Get-NetFirewallRule -DisplayName "Core Networking Diagnostics - ICMP Echo Request (ICMPv4-In)" | Select-Object DisplayName, Profile, Enabled
  1. This shows a brief status of both rules. Both versions should show True.

Output:

DisplayName                                                         Profile Enabled
-----------                                                         ------- -------
Core Networking Diagnostics - ICMP Echo Request (ICMPv4-In)          Domain   True
Core Networking Diagnostics - ICMP Echo Request (ICMPv4-In) Private, Public    True
  1. Now, let's test our ping. Switch over to your Windows 11 Client (client1).
  2. Open a Command Prompt window, and run the following command: ping srv2-ipaddress (Refer to Part 2, Step 3).
  3. Does it work?
  4. If it does, congratulations! You've just enabled ping for connectivity checking to srv2 and gone through your first foray into the PowerShell!

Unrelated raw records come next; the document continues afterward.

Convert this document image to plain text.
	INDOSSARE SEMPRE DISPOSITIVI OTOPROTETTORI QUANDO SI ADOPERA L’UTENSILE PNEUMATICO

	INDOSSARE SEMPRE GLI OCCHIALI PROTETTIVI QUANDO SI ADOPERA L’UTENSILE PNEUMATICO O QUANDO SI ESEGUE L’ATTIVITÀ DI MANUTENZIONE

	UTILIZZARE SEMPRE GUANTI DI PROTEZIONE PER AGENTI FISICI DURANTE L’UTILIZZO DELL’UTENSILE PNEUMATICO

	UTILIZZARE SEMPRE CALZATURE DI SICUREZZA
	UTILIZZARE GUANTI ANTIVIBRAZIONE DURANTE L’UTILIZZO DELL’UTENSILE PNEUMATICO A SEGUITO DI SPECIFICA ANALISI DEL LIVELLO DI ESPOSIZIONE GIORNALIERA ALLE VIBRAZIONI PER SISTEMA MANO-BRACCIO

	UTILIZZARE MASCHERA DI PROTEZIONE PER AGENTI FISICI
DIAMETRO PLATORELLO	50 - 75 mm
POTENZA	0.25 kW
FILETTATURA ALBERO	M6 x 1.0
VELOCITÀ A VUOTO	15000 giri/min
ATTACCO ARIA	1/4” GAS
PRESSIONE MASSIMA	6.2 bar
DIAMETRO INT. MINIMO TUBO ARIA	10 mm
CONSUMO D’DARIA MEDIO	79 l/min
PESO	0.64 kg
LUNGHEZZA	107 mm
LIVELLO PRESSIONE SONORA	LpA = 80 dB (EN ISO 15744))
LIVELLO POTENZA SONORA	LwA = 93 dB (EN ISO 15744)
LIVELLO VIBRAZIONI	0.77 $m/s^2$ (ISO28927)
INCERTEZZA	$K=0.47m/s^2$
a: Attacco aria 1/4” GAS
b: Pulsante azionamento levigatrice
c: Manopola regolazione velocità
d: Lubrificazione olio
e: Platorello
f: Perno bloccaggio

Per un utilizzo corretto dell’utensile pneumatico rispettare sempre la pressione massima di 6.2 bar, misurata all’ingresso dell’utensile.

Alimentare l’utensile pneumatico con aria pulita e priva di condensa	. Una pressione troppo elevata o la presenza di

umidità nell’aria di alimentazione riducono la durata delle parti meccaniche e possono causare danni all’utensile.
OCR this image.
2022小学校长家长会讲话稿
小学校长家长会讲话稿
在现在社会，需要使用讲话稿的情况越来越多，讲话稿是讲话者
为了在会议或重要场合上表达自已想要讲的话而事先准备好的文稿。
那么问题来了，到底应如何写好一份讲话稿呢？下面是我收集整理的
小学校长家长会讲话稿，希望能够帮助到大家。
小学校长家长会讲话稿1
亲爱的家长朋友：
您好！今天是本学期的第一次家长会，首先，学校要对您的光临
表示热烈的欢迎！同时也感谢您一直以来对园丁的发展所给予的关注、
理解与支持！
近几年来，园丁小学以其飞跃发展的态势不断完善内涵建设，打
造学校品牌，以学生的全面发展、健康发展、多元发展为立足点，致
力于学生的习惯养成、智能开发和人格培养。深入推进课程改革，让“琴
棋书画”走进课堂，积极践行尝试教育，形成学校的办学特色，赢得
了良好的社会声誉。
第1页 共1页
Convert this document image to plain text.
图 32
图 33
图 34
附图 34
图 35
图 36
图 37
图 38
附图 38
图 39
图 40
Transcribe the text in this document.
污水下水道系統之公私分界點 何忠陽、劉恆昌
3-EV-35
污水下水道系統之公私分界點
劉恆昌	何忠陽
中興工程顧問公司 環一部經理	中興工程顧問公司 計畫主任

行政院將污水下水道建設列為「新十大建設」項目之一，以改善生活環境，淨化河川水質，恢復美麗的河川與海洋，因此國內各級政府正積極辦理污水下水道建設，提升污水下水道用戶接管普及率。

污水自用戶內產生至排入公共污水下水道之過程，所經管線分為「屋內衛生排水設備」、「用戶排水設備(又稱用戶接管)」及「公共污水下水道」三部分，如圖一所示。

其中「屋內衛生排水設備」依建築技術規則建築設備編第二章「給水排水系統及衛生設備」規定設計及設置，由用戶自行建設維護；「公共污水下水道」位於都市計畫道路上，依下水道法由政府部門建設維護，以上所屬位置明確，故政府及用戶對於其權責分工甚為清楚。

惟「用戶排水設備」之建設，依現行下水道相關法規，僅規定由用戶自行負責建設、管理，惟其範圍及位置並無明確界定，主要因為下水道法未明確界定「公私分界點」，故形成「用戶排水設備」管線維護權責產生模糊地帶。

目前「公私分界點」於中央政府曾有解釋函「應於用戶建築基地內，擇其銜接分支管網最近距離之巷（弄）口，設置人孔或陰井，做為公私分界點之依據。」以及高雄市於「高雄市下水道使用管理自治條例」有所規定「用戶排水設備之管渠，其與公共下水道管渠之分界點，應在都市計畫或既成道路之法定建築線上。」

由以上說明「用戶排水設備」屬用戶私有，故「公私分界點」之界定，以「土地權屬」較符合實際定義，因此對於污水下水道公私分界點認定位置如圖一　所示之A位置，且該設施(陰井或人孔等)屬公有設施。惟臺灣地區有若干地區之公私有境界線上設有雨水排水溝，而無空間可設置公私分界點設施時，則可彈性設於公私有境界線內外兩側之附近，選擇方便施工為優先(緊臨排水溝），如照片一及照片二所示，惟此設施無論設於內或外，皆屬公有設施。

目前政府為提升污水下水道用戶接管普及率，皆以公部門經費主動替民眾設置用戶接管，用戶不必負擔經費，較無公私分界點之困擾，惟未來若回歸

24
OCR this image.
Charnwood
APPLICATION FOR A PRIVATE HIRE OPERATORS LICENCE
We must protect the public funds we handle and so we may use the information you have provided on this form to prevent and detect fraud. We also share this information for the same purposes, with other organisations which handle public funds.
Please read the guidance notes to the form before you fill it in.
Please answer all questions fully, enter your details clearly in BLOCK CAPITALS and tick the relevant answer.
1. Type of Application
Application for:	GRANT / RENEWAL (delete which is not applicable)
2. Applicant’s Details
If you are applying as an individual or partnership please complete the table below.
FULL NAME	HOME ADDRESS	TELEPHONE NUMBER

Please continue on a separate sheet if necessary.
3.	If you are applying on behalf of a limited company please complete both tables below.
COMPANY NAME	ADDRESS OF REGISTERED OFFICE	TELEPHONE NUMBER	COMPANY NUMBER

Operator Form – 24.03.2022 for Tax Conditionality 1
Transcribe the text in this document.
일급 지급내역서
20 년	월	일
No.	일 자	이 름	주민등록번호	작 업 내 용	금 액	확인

Part 3: Windows Client (client1) - Applying Firewall Rules

Finally, let's enable ping on our Windows Client machine.

  1. Login to client1.
  2. Click the Start button and type the following search: firewall
  3. Of the options that appear, select: Windows Defender Firewall with Advanced Security
  4. Just as in Part 2 with srv1, navigate to Inbound Rules.
  5. Click the Name header to sort by name.
  6. Find the following rules:
  7. Name: Core Networking Diagnostics - ICMP Echo Request (ICMPv4-In)
  8. Profiles: Private, Public and Domain
  9. Double-click it to open the rule's configuration settings.
  10. In the General tab, find and check the box next to Enabled.
  11. Click Apply, then OK.
  12. Open a Command Prompt window and run the following to get your client's IP address: ipconfig
  13. Switch to your Server Core (srv2) machine.
  14. In PowerShell, run the following command: ping client1-ipaddress (Where client1-ipaddress is the address from Step 10.)
  15. Example: ping 10.0.40.11
  16. Does it work?
  17. It if does, congratulations! You've just enabled ping for connectivity checking to client1 and have full connectivity checking for your entire environment! This will become very handy in Labs 3-4.

Investigation 2: Remote Management - Windows Server GUI (srv1)

While you have direct access to all three VMs from VMware, these days most machines are remote. This means you typically do not have direct, physical access to the servers.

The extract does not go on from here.